To solve the problem, we need to find the ratio of the relative errors in \( T \) and \( L \) given that \( T = 2\pi \sqrt{\frac{L}{G}} \). ### Step-by-Step Solution: 1. **Write the expression for \( T \)**: \[ T = 2\pi \sqrt{\frac{L}{G}} \] 2. **Take the logarithm of both sides**: \[ \log T = \log(2\pi) + \frac{1}{2} \log L - \frac{1}{2} \log G \] 3. **Differentiate both sides**: Using the property of logarithms and differentiation, we have: \[ \frac{dT}{T} = 0 + \frac{1}{2} \frac{dL}{L} - \frac{1}{2} \frac{dG}{G} \] Since \( G \) is a constant, \( \frac{dG}{G} = 0 \).
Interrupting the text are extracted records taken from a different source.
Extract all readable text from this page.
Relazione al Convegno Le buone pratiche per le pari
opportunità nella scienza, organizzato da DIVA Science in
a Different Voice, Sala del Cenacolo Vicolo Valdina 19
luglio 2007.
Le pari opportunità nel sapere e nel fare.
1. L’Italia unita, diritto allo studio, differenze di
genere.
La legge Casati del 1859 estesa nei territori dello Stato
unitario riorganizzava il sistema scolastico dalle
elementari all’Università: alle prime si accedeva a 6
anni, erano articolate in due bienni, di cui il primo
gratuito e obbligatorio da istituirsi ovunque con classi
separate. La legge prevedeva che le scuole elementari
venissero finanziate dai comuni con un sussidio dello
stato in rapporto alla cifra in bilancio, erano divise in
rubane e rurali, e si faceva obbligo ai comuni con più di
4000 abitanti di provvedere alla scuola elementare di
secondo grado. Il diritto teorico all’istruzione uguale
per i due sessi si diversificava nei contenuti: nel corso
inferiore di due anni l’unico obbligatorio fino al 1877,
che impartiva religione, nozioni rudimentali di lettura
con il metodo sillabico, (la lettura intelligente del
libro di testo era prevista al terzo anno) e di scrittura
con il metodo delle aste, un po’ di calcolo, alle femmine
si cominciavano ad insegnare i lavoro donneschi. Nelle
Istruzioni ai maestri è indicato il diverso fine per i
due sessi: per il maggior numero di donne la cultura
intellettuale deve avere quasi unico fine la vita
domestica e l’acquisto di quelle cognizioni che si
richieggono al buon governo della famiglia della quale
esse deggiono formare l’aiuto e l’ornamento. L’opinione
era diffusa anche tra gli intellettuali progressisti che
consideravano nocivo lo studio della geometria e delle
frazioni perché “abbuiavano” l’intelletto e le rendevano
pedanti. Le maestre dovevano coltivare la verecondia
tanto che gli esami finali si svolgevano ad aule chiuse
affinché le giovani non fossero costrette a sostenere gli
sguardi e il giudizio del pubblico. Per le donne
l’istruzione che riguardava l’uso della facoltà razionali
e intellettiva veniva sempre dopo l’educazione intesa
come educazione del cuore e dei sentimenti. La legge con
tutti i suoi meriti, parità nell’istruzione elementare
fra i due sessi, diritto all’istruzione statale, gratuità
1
Thus, we simplify to: \[ \frac{dT}{T} = \frac{1}{2} \frac{dL}{L} \] 4. **Relate differentials to errors**: We can approximate differentials with errors: \[ \frac{\Delta T}{T} \approx \frac{1}{2} \frac{\Delta L}{L} \] 5. **Express the ratio of relative errors**: Rearranging gives us: \[ \frac{\Delta T/T}{\Delta L/L} = \frac{1}{2} \] 6. **Conclusion**: The ratio of the relative errors in \( T \) and \( L \) is: \[ \frac{\Delta T/T}{\Delta L/L} = \frac{1}{2} \] ### Final Answer: The ratio of the relative errors in \( T \) and \( L \) is \( \frac{1}{2} \).